Mr. Foerster perpetrated his fraud from 2000 to June 2014 while employed as a financial adviser at Smith Barney & Co., Morgan Keegan & Co. and Raymond James Financial Inc., according to an indictment filed Tuesday in the U.S. District Court in Spartanburg, S.C.
The charges follow the Financial Industry Regulatory Authority Inc.'s
2014 decision to bar Mr. Foerster from the brokerage industry due to allegations he was running a Ponzi scheme.
Mr. Foerster would tell clients he had an “excellent investment” for them at SG Investments, a fictitious company that Mr. Foerster said would provide higher returns than the brokerage firms that employed him, according to the indictment. Once clients agreed to invest in SG, Mr. Foerster told them to withdraw funds from their brokerage accounts and deposit the money into their personal banking account, according to the court document. The deposits were then transferred to him in the form of a check.
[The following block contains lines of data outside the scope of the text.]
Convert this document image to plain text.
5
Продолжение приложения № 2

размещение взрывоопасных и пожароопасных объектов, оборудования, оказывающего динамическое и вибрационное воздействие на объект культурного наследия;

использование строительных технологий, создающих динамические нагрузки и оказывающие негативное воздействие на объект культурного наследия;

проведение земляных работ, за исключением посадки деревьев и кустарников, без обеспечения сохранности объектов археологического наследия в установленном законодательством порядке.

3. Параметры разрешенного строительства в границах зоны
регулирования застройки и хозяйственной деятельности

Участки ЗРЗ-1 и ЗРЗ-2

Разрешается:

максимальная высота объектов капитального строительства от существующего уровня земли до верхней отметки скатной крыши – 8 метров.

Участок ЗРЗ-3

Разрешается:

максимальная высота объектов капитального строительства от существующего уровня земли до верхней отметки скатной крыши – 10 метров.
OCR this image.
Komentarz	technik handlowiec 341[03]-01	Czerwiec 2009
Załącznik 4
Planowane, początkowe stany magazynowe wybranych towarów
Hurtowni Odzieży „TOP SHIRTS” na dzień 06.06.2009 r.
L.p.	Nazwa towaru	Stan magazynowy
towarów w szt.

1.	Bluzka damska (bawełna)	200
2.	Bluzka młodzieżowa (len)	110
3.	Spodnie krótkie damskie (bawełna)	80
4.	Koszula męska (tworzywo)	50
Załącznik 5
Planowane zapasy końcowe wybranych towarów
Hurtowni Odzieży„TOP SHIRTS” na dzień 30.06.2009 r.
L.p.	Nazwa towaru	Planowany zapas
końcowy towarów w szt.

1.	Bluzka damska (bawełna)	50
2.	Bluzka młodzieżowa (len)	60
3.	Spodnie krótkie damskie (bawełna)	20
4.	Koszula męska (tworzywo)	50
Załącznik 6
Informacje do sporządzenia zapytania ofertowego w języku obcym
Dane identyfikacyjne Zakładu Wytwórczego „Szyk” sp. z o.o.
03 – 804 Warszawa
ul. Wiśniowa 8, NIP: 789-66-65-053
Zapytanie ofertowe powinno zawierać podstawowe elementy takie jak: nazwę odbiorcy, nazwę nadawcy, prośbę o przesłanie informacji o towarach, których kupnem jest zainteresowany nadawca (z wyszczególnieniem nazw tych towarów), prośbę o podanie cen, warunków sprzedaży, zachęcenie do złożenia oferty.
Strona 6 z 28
Mr. Foerster kept the $2.8 million for his own use and benefit, but would sometimes provide “bogus earnings statements” to conceal his scheme and make his clients believe the money was invested and producing profits, the jury charged.
Mr. Foerster began defrauding clients at Smith Barney & Co. from 1997 to 2008, according to the indictment. He then worked at Morgan Keegan & Co. Inc. until 2012, when the firm was
acquired by Raymond James.
“Raymond James terminated the employment of financial adviser Claus Foerster in 2014 after he admitted to misappropriating funds from a handful of clients through a phantom private investment fund he created outside of Raymond James and before he joined the firm,” Anthea Penrose, a spokeswoman for the St. Petersburg, Fla.-based broker-dealer, said in an emailed statement. “We have since made complete restitution to all involved clients.”
The firm fully cooperated with investigations conducted by law enforcement and regulatory agencies, she said, and “at no time did these activities involve Raymond James, its systems or other firm personnel.”